The next day, I had a lady come in with a very old hearing aid.  Maybe 9 years old.  She said that since the last time she had had it cleaned, she had been hearing a very odd noise when she was riding in the car.  It was so odd and loud, that she had to take her hearing aid out in the car.  She couldn’t even wear it.  I asked her if anyone else complained of a strange sound in the car, and she said no.  I asked if it happened in other people’s cars, and she said no.  I asked if it happened ONLY in the car, and she said yes.  So I said, “Um, can I sit in your car?”

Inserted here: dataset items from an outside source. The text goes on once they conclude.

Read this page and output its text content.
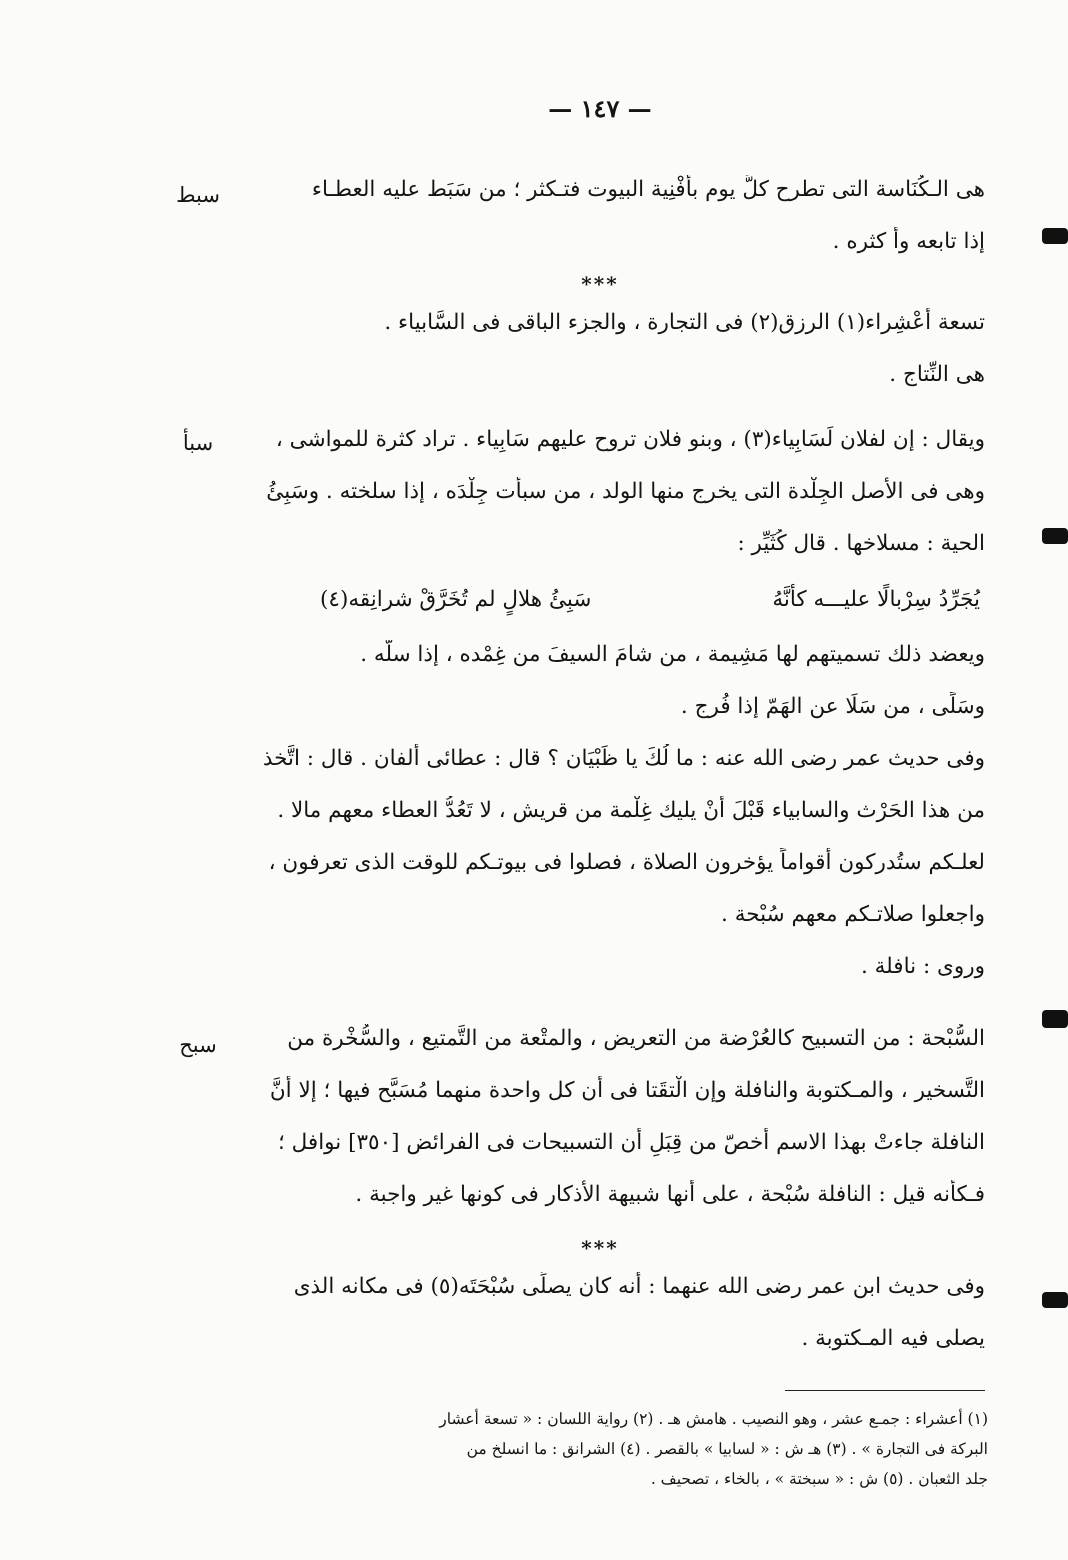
— ١٤٧ —
سبط	هى الـكُنَاسة التى تطرح كلَّ يوم بأفْنِية البيوت فتـكثر ؛ من سَبَط عليه العطـاء
إذا تابعه وأ كثره .
***
تسعة أعْشِراء(١) الرزق(٢) فى التجارة ، والجزء الباقى فى السَّابياء .
هى النِّتاج .
سبأ	ويقال : إن لفلان لَسَابِياء(٣) ، وبنو فلان تروح عليهم سَابِياء . تراد كثرة للمواشى ،
وهى فى الأصل الجِلْدة التى يخرج منها الولد ، من سبأت جِلْدَه ، إذا سلخته . وسَبِئُ
الحية : مسلاخها . قال كُثَيِّر :
يُجَرِّدُ سِرْبالًا عليـــه كأنَّهُ
سَبِئُ هلالٍ لم تُخَرَّقْ شرانِقه(٤)
ويعضد ذلك تسميتهم لها مَشِيمة ، من شامَ السيفَ من غِمْده ، إذا سلّه .
وسَلًى ، من سَلَا عن الهَمّ إذا فُرج .
وفى حديث عمر رضى الله عنه : ما لُكَ يا ظَبْيَان ؟ قال : عطائى ألفان . قال : اتَّخذ
من هذا الحَرْث والسابياء قَبْلَ أنْ يليك غِلْمة من قريش ، لا تَعُدُّ العطاء معهم مالا .
لعلـكم ستُدركون أقواماً يؤخرون الصلاة ، فصلوا فى بيوتـكم للوقت الذى تعرفون ،
واجعلوا صلاتـكم معهم سُبْحة .
وروى : نافلة .
سبح	السُّبْحة : من التسبيح كالعُرْضة من التعريض ، والمتْعة من التَّمتيع ، والسُّخْرة من
التَّسخير ، والمـكتوبة والنافلة وإن الْتقَتا فى أن كل واحدة منهما مُسَبَّح فيها ؛ إلا أنَّ
النافلة جاءتْ بهذا الاسم أخصّ من قِبَلِ أن التسبيحات فى الفرائض [٣٥٠] نوافل ؛
فـكأنه قيل : النافلة سُبْحة ، على أنها شبيهة الأذكار فى كونها غير واجبة .
***
وفى حديث ابن عمر رضى الله عنهما : أنه كان يصلِّى سُبْحَتَه(٥) فى مكانه الذى
يصلى فيه المـكتوبة .
(١) أعشراء : جمـع عشر ، وهو النصيب . هامش هـ . (٢) رواية اللسان : « تسعة أعشار
البركة فى التجارة » . (٣) هـ ش : « لسابيا » بالقصر . (٤) الشرانق : ما انسلخ من
جلد الثعبان . (٥) ش : « سبختة » ، بالخاء ، تصحيف .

So off we went.  I climbed into the front seat, put the hearing aid on my listening scope, and signaled to her husband to start the engine.  Lo and behold, an extremely obnoxious screech came out of the hearing aid.   I whipped the scope out of my ears, and sat quietly for a moment.  There was a very, very, very faint hum coming from the engine.  I could barely hear it.  I put the scope back in my ears.  Aaiiieeeee!  It’s that faint hum magnified a million times!

I left them in the car, saying, “Um, I think I know what the problem is – I’ll be right back.”  I quickly hooked up her hearing aid, adjusted the compression settings so that very soft sounds would not be amplified as much, and then brought it back out to her.  She put it on, the husband started the engine.  Voila.  Problem solved.  She was so happy she told me she was going to bring me chocolate the next time she comes in!

Working with hearing aids is kind of like being a detective.  You have to be a good listener, and sometimes you have to be willing to sit quietly with an old couple in their car.